Work out how much you need to save for retirement
Now you’ve worked out how much money you’re going to need, you need to make sure you save up enough to provide it. You’ll need to:
- Understand all your options
- Choose the right ones for you
Your main retirement savings options are:
- State pension. You’ll receive it if you’ve ever made National Insurance (NI) contributions. There are various schemes within it, depending on when you were born and whether you’re a man or a woman. Its maximum weekly payment is currently only £179.60, so you’ll probably need to top up your pension income somehow. The amount you will receive will depend on the amount of NI contributions you have made.
- Workplace and personal pensions. If you’re working for an organisation, you’ve probably already got a workplace pension. You and your employer will likely both pay into it, although there are different categories of entitlement.
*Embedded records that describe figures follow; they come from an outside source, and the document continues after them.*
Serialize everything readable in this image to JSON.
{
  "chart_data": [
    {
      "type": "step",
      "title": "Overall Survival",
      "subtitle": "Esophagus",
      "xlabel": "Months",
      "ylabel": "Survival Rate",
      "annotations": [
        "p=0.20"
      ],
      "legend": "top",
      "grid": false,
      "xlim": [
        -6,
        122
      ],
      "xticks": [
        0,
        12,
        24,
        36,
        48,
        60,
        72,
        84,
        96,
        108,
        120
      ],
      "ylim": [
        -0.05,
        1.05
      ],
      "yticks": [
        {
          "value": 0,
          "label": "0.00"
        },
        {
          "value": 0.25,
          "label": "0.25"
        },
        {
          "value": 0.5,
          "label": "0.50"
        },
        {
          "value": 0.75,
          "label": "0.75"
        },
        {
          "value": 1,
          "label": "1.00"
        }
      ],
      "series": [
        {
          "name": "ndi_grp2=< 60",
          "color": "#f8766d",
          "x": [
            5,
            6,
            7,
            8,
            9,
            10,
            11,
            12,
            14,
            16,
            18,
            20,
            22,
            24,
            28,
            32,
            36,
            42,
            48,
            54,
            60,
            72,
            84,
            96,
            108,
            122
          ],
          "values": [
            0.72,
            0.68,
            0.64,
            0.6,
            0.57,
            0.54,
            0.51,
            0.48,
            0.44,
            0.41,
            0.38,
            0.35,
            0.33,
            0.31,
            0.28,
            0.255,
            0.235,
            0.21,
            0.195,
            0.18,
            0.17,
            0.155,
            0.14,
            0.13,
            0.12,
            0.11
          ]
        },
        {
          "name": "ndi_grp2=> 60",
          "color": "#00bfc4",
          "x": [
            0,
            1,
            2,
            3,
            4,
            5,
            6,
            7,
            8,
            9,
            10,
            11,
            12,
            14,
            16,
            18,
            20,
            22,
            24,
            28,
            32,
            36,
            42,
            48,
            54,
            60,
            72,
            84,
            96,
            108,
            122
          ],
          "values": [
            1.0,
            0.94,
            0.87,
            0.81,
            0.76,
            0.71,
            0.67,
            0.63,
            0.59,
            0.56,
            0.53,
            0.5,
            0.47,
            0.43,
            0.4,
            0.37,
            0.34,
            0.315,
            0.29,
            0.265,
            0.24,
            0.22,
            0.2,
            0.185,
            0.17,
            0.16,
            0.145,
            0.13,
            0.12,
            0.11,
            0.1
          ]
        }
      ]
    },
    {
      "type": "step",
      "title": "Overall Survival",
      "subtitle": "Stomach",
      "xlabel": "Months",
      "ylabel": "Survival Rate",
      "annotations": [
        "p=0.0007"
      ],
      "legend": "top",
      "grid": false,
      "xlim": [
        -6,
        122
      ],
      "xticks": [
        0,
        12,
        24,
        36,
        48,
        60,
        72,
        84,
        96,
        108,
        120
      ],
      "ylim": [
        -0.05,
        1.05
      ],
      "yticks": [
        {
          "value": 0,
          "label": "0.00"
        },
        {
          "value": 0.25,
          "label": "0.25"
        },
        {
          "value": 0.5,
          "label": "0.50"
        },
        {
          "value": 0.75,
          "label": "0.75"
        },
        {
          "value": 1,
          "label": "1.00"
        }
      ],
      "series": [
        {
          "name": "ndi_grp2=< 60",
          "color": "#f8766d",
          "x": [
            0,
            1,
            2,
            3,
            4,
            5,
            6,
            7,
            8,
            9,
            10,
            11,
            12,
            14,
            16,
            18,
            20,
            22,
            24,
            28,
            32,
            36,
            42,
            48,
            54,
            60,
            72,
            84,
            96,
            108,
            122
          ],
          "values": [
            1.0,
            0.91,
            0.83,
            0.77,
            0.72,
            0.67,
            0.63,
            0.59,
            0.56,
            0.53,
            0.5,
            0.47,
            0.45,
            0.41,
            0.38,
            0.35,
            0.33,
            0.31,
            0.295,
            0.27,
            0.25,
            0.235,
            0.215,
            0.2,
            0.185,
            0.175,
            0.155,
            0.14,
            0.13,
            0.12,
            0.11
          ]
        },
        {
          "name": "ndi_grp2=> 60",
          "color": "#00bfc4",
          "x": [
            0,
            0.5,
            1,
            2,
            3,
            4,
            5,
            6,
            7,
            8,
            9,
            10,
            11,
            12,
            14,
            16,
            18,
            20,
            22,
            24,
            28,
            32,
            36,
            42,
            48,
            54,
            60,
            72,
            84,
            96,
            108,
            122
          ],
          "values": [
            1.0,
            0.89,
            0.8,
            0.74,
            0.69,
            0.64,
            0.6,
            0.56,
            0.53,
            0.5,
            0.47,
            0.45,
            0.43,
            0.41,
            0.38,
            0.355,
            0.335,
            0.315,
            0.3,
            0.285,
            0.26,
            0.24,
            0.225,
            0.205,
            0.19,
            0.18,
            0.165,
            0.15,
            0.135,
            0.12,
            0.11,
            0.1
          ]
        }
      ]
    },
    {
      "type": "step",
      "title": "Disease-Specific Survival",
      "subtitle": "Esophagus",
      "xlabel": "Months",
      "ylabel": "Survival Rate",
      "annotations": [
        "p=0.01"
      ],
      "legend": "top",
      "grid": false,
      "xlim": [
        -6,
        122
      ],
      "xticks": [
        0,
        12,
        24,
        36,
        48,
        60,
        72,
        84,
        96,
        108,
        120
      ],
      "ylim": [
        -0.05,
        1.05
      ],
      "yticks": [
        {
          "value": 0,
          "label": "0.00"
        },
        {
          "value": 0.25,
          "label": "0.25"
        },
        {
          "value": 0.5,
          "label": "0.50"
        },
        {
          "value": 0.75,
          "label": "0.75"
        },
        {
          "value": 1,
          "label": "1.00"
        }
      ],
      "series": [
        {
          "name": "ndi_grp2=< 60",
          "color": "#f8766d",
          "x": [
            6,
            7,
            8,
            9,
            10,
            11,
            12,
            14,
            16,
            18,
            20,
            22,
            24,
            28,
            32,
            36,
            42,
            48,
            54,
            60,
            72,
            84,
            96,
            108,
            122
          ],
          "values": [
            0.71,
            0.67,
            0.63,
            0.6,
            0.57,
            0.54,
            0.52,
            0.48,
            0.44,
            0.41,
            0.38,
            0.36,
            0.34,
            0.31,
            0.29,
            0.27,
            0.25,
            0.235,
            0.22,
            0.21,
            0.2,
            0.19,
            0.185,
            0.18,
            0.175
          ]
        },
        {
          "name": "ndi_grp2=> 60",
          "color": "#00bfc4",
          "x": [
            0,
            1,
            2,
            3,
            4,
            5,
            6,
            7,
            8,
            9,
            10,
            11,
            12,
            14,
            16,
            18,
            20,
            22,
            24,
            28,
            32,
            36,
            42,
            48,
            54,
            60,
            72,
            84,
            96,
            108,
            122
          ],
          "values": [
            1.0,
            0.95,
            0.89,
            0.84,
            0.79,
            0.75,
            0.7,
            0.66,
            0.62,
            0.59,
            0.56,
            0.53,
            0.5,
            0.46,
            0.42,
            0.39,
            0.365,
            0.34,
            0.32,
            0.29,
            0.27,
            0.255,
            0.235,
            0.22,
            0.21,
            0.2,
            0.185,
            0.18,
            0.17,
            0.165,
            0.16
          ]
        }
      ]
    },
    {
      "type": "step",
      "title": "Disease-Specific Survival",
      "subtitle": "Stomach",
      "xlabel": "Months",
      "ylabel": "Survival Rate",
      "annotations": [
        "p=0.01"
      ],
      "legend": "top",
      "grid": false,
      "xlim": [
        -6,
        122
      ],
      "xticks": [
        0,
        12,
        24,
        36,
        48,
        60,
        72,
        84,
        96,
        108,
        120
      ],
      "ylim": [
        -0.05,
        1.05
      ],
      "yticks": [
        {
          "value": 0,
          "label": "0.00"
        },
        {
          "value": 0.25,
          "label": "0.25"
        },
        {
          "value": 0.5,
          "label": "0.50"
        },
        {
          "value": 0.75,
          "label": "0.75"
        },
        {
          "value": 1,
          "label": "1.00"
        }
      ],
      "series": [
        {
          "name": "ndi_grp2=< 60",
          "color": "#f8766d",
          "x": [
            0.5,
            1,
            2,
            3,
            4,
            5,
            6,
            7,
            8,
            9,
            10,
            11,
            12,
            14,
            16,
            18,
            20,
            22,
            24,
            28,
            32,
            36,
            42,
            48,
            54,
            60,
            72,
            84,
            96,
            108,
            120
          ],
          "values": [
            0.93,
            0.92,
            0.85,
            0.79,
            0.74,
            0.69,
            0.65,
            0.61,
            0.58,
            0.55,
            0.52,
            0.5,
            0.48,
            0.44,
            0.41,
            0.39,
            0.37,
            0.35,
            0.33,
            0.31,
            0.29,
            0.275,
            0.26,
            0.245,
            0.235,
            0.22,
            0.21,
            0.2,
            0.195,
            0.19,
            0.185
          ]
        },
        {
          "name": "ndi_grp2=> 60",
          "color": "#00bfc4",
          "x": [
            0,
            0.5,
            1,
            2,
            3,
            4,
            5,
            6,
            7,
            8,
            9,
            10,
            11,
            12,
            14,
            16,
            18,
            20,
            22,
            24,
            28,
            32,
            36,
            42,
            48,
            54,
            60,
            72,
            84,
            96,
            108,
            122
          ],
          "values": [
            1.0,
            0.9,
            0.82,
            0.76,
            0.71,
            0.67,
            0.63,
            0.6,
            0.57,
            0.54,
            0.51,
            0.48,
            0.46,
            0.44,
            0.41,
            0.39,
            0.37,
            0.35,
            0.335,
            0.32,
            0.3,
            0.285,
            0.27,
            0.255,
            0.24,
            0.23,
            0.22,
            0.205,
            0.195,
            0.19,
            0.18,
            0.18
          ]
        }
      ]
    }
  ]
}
If you’re self-employed, you might well have a personal pension, with payments made to a firm that invests the money on your behalf. Once you’ve retired, there are several ways of taking money out of workplace or personal pensions.
- Investments. Investment takes time, money and effort, but it can make a real difference to your retirement. You could follow Tina into property investment, buying overseas if the local market is too costly. There are other options too, like the stock market. But always consult an expert before you part with any money.
Choosing the right age to retire
The pandemic has changed many people’s retirement plans. Some have brought their retirement date forward, while others now need to save for longer. Even deciding to keep the same retirement date needs some thought and research, to make sure it’s the right decision.
In short, it’s a choice you should make as carefully as possible.
1 Opinium survey of 2,160 UK over-50s in the UK who have not retired between 9 and 13 August 2021, 224 of whom are saving less towards retirement, compared to before the pandemic.